Beim Aufruf bedienen wir uns eines kleinen Tricks. Die GUI-Version zeigt nach der Auswahl der Optionen die entsprechende Kommandozeile an. Interessant ist hierbei, dass die korrekte Kommandozeile erst angezeigt wird, nachdem man in das Feld „Current Command Line“ geklickt hat.

Hier ein einfacher Aufruf:

.\kape.exe --tsource C:\Users\Thomas --tdest J:\KAPE_Daten\Targets --tflush --target Firefox,WebBrowsers --gui

Der Schalter „–gui“ würde bei einem Aufruf über die Kommandozeile natürlich weggelassen.

KAPE soll also nur die Daten kopieren, die die Targets Firefox und WebBrowsers betreffen. Diese Daten sollen unterhalb von „C:\Users\Thomas“ gesucht und nach „J:\KAPE_Daten\Targets“ kopiert werden. Dabei soll das Zielverzeichnis vorher geleert werden!

Hinter dem Target „WebBrowsers“ verbirgt sich der Aufruf für die Targets der Browser Chrome, Edge, Internet Explorer und FireFox; insofern war der Parameter „FireFox“ redundant.

Etwas irritierend sind die Aufrufe innerhalb von FireFox.tkape:

Path: C:\Users\*\AppData\Roaming\Mozilla\Firefox\Profiles\*\places.sqlite*

Hier wird explizit C: angegeben, was nicht zwingend der Laufwerksbuchstabe sein muss, unter dem das Image eingebunden ist. In einem weiteren Artikel werde ich das Mysterium hoffentlich auflösen können.

Den Aufruf kann man aber noch verfeinern:

.\kape.exe --tsource C:\Users --tdest J:\KAPE_Daten\Targets --tflush --target Firefox --vss --vhdx test --zv false --gui

Der Schalter „–vss“ weist KAPE an, auch in den Volume Shadow Copies nach Daten zu suchen.
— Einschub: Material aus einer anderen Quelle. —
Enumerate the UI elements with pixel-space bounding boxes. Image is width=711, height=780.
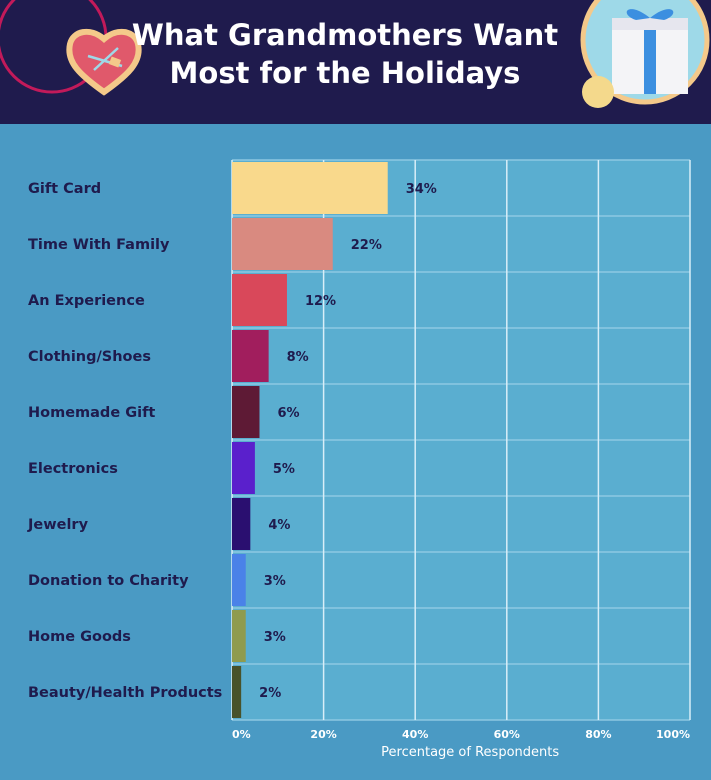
tick-label: 100% <box>656 728 690 741</box>
bar <box>232 498 251 550</box>
category-label: Electronics <box>28 461 118 477</box>
category-label: Beauty/Health Products <box>28 685 222 701</box>
value-label: 3% <box>264 574 286 589</box>
tick-label: 0% <box>232 728 251 741</box>
category-label: Donation to Charity <box>28 573 189 589</box>
category-label: Time With Family <box>28 237 170 253</box>
header-banner: What Grandmothers Want Most for the Holi… <box>0 0 711 124</box>
header-decorations <box>0 0 710 108</box>
chart-title-line-1: What Grandmothers Want <box>131 18 559 52</box>
x-axis-title: Percentage of Respondents <box>381 745 559 760</box>
bar <box>232 386 260 438</box>
chart-title-line-2: Most for the Holidays <box>169 56 521 90</box>
tick-label: 60% <box>494 728 520 741</box>
heart-ornament-icon <box>66 28 142 96</box>
tick-label: 80% <box>585 728 611 741</box>
value-label: 34% <box>406 182 437 197</box>
value-label: 12% <box>305 294 336 309</box>
bar <box>232 442 255 494</box>
gift-box-icon <box>580 0 710 108</box>
bar <box>232 274 287 326</box>
chart-title: What Grandmothers Want Most for the Holi… <box>130 16 560 92</box>
dot-decoration <box>582 76 614 108</box>
tick-label: 40% <box>402 728 428 741</box>
bar <box>232 666 242 718</box>
value-label: 8% <box>287 350 309 365</box>
category-label: Gift Card <box>28 181 101 197</box>
value-label: 5% <box>273 462 295 477</box>
value-label: 4% <box>268 518 290 533</box>
bar-chart: Gift Card 34% Time With Family 22% An Experi… <box>27 159 691 760</box>
category-label: Home Goods <box>28 629 131 645</box>
bar <box>232 554 246 606</box>
bar <box>232 162 388 214</box>
bar <box>232 610 246 662</box>
tick-label: 20% <box>310 728 336 741</box>
category-label: Clothing/Shoes <box>28 349 151 365</box>
category-label: Homemade Gift <box>28 405 155 421</box>
bar <box>232 218 333 270</box>
category-label: An Experience <box>28 293 145 309</box>
bar <box>232 330 269 382</box>
value-label: 3% <box>264 630 286 645</box>
value-label: 2% <box>259 686 281 701</box>
category-label: Jewelry <box>27 517 89 533</box>
value-label: 22% <box>351 238 382 253</box>
value-label: 6% <box>277 406 299 421</box>
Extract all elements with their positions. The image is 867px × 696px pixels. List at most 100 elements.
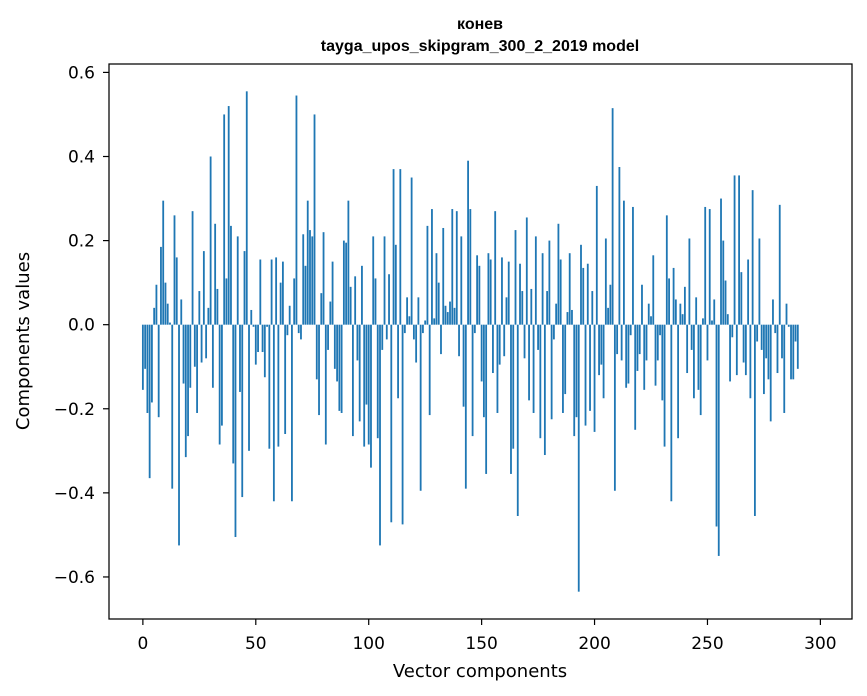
y-tick-label: 0.2	[68, 232, 95, 252]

Interessant ist auch der Schalter „–vhdx test“. Hiermit werden die Daten nicht einzeln kopiert, sondern es wird eine VHDX-Datei erzeugt (mit dem Namen „test“). Diese Datei soll aber nicht gepackt werden; deshalb der Schalter „–zv false“. Als Ziele stehen noch VHD- und ZIP-Dateien zur Auswahl.

Basierend auf dem SHA1-Hash der gefundenen Dateien findet auch noch eine Deduplizierung statt. Ist das nicht gewünscht, kann das mit dem Schalter „–tdd“ abgeschaltet werden.

Sofern bestimmte Dateien nicht kopiert werden sollen (obwohl sie zum Target passen), dann können entsprechenden SHA1-Hashes übergeben werden.

Werden die Dateien in einen VHDX- oder VHD-Container bzw. als ZIP kopiert, so kann die Zieldatei per SFTP übertragen oder in AWS S3 bzw. Azure Storage kopiert werden.

Hinweis: bei einem Live-System benötigt KAPE zwei Durchläufe, um in Benutzung befindliche Dateien auch kopieren zu können.

Liegen die kopierten Datein nun vor, können sie mit den passenden Modulen weiterbearbeitet werden.

Bleiben wir bei unserem Beispiel mit den Browserdaten. Als Quelle wird nun das Zielverzeichnis des obigen Aufrufs genommen. Die verarbeitenden Programme sind „Browsing History View“ von NirSoft und „Hindsight“.

.\kape.exe --msource J:\KAPE_Daten\Targets --mdest J:\KAPE_Daten\Modules --mflush --module BrowsingHistoryView,Hindsight 

Mit dem Schalter „–zm“ können die Ergebnisse gepackt werden; „–zpw <Passwort>“ legt ein Passwort auf die Datei.

Es können noch weitere Parameter gesetzt werden; aber für erste Gehversuche sollten die Angaben erst mal reichen.

Sofern es zu Problemen kommt, liegen im „Targets“- und im „Modules“-Ordner Protokolldateien.